Visiting Thomasville, in southwestern Georgia, to help judge the 2004 Chrysalis remodeling awards (announced June 11, 2004 in Atlanta, during the Southern Building Show), I was pleased to discover a diverse and venerable built environment.
From severely humble, vernacular T-plan houses, to ornate Victorian "winter cottages," to the polychrome brick First United Methodist Church, to the abstract engineering sculpture of the microwave horn towers on the phone company building, Thomasville shows many authentic faces, each with stories to tell.
One story goes with the Melhana Plantation, which hosted editors from Better Homes and Gardens, Southern Living, Sunset, Woman's Day, and ArchitectureWeek, convened by awards organizer Ken Kanline for the judging process.
Over the last ten years, this comfortably posh, traditional plantation has been converted and updated to a leisure destination by the Charles and Fran Lewis family and their genuinely friendly staff.
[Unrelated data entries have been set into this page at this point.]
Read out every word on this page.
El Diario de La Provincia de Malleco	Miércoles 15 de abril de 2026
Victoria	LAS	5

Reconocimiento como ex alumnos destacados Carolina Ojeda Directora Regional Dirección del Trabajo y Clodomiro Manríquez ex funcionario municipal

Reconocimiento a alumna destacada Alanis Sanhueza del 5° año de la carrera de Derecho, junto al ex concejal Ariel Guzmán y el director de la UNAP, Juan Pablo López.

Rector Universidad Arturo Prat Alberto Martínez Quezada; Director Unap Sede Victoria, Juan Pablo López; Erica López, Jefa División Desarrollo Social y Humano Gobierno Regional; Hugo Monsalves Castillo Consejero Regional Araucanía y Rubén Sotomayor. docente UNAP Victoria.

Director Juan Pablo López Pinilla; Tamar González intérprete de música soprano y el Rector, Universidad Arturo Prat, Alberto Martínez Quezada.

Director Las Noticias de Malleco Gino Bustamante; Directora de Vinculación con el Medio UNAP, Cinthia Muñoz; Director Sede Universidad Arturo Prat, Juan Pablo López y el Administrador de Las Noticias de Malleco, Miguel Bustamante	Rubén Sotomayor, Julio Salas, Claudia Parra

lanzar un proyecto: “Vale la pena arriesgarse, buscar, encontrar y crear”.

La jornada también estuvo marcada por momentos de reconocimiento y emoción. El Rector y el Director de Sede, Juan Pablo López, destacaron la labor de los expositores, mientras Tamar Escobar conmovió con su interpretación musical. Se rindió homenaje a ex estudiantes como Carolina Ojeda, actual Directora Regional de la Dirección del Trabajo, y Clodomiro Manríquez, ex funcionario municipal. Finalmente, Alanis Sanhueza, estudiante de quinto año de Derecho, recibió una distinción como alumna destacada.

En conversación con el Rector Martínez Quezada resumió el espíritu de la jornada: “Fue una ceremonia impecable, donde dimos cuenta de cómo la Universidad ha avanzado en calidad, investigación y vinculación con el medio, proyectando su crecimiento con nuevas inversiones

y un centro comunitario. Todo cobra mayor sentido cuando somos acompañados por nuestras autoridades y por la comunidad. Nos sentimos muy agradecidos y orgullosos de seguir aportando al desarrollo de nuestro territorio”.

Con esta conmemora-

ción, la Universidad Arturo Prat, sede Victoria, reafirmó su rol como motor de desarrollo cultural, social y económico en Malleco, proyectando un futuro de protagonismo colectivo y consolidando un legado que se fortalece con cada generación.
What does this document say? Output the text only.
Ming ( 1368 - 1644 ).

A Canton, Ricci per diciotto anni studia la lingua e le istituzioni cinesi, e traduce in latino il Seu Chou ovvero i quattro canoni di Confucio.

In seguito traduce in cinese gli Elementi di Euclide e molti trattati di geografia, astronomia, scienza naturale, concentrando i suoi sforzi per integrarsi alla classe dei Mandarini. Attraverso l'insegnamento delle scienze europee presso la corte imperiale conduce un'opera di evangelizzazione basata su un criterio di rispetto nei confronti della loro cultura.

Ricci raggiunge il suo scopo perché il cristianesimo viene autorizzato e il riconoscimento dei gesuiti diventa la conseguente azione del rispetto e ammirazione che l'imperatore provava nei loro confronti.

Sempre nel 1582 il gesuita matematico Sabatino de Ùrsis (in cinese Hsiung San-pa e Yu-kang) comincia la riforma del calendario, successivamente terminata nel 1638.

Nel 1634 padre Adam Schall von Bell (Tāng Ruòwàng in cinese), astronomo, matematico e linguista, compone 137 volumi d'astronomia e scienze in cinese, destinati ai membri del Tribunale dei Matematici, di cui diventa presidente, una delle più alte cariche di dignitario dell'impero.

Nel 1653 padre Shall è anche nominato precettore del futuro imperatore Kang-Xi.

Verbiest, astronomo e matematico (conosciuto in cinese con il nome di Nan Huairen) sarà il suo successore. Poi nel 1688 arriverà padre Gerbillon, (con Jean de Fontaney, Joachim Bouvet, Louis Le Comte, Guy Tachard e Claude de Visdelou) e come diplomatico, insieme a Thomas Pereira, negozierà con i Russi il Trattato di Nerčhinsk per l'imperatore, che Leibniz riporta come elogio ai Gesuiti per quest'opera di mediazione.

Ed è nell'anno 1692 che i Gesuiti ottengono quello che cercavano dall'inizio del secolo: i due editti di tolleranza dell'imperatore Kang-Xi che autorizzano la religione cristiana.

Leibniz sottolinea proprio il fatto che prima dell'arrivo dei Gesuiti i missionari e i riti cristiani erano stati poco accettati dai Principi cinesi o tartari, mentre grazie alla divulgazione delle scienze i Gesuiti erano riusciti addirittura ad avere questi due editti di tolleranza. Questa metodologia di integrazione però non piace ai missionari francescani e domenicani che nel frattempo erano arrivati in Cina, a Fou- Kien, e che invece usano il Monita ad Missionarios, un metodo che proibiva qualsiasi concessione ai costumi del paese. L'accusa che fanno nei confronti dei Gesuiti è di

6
The main building, shown above, is believed to have evolved to its present substantial formality, over the past 175 years, from a weather-boarded dog-trot log cabin originally built in the 1820s.
Main street in downtown Thomasville is still a focus of the community, with a graceful coherence built in local brick, supported by a local preservation incentives program. It was recognized in 1998 with a National Main Street Award.